Probability of non-exceedance in n successive years:

q^n = (1 - P)^n

Risk (R):

1 - (1 - p)^n = 1 - (1-(1/Tr))^n

 

Example: the lifetime of a stream crossing is 25 years; the stream crossing was originally designed based on the 100-yr design flood. What is the risk of failure of the stream crossing in its lifetime?

R = 1-(1-(1/Tr))^n = 1-(1-(1/100))^25 = 0.222 = 22.2%

 

 

Risk-based design

  • Projects involve risks to environment, property, and life
  • When danger to human life is absent, the design will focus on minimizing total expected cost.

 

Frequency-based design

  • Selection of a frequency or return period for the design of a structure is most often based on potential damage to the environment, property, danger to life, and economic loss
  • Forest practices code requires all stream crossings under forest roads to be designed to convey the 100-year design flood

 

Chronological Pairing (vs. frequency pairing)

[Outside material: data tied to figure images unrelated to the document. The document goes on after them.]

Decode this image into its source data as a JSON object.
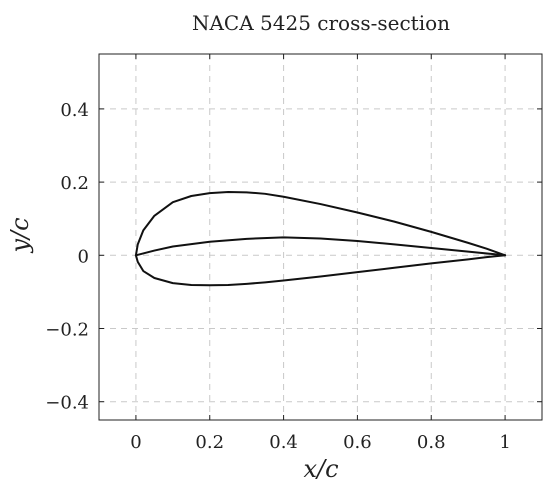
{
  "chart_data": {
    "type": "line",
    "title": "NACA 5425 cross-section",
    "xlabel": "x/c",
    "ylabel": "y/c",
    "xlim": [
      -0.1,
      1.1
    ],
    "ylim": [
      -0.45,
      0.55
    ],
    "xticks": [
      0,
      0.2,
      0.4,
      0.6,
      0.8,
      1
    ],
    "xtick_labels": [
      "0",
      "0.2",
      "0.4",
      "0.6",
      "0.8",
      "1"
    ],
    "yticks": [
      0.4,
      0.2,
      0,
      -0.2,
      -0.4
    ],
    "ytick_labels": [
      "0.4",
      "0.2",
      "0",
      "−0.2",
      "−0.4"
    ],
    "grid": true,
    "legend": "none",
    "series": [
      {
        "x": [
          0,
          0.005,
          0.02,
          0.05,
          0.1,
          0.15,
          0.2,
          0.25,
          0.3,
          0.35,
          0.4,
          0.5,
          0.6,
          0.7,
          0.8,
          0.9,
          0.95,
          1
        ],
        "y": [
          0,
          0.03,
          0.068,
          0.108,
          0.145,
          0.162,
          0.17,
          0.173,
          0.172,
          0.168,
          0.16,
          0.14,
          0.117,
          0.092,
          0.064,
          0.034,
          0.018,
          0
        ]
      },
      {
        "x": [
          0,
          0.005,
          0.02,
          0.05,
          0.1,
          0.15,
          0.2,
          0.25,
          0.3,
          0.35,
          0.4,
          0.5,
          0.6,
          0.7,
          0.8,
          0.9,
          0.95,
          1
        ],
        "y": [
          0,
          -0.018,
          -0.043,
          -0.062,
          -0.076,
          -0.081,
          -0.082,
          -0.081,
          -0.078,
          -0.074,
          -0.069,
          -0.058,
          -0.046,
          -0.034,
          -0.022,
          -0.011,
          -0.005,
          0
        ]
      },
      {
        "x": [
          0,
          0.05,
          0.1,
          0.2,
          0.3,
          0.4,
          0.5,
          0.6,
          0.7,
          0.8,
          0.9,
          1
        ],
        "y": [
          0,
          0.013,
          0.024,
          0.037,
          0.045,
          0.049,
          0.046,
          0.039,
          0.03,
          0.02,
          0.01,
          0
        ]
      }
    ]
  }
}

Two reasonably similar watersheds are selected for comparison: one to serve as a control, the other to undergo a treatment such as logging. At certain time intervals (e.g. the year 1993) or at certain dates (e.g. April 7th, 1993), some aspect of each watershed - such as peak flow - is measured. The fact that these measurements are made and compared at the same time is the distinguishing characteristic of chronological pairing, and is what allows you to construct the graphs where the peak flow of one watershed is on the X axis while the peak flow of another watershed is on the Y axis: each point on that graph represents a moment in time. 

This approach seems fairly intuitive and logical on the face of it because it appears to control for certain environmental factors: the assumption is that if one year has an especially snowy winter and the paired watersheds are close together, then you would expect to see that reflected in both the control watershed and the treatment watershed. 

Younes, however, claims that the underlying assumption that paired watersheds will be in similar states at similar times is incorrect because there's a high degree of stochasticity in natural phenomena: just because the one watershed has a big snowpack in a given year doesn't mean that the other will. Because of this stochasticity chronologically pairing is an "uncontrolled experiment": no one's checked that every potential confounding variable - such as antecedent soil moisture -- is being controlled; therefore, you can't say whether or not a hydrological response is due to a treatment or some other reason. 

Frequency pairing fixes this problem by doing away with the time element. Rather than asking "how big were the floods in watershed A versus the floods in watershed B in years C, D, and E after it was logged?", the question becomes "since we logged watershed A, how have its biggest floods compared to watershed B, and how often have those occurred?" The idea is that, for stochastic reasons, watershed A might be more prone to having big floods in 1993 while watershed B might be more prone to having big floods in 1994, so you compare the floods that these years produce, rather than comparing watershed A in 1993 with watershed B in 1993.

Another way to think about it: If you look at the graphs associated with CP, the peak flows of two watersheds are paired as a function of time (i.e. time is on the X-axis); so the question is "how big was the peak flow of each watershed at time T?". When you look at the graphs for frequency pairing, return interval is on the X-axis, so the question is "how big is teh 100-year peak flow of watershed A versus watershed B?". CP assumes that time controls for all pertinent variables; with FP, you know that all stochastic variables are being controlled for by comparing between years.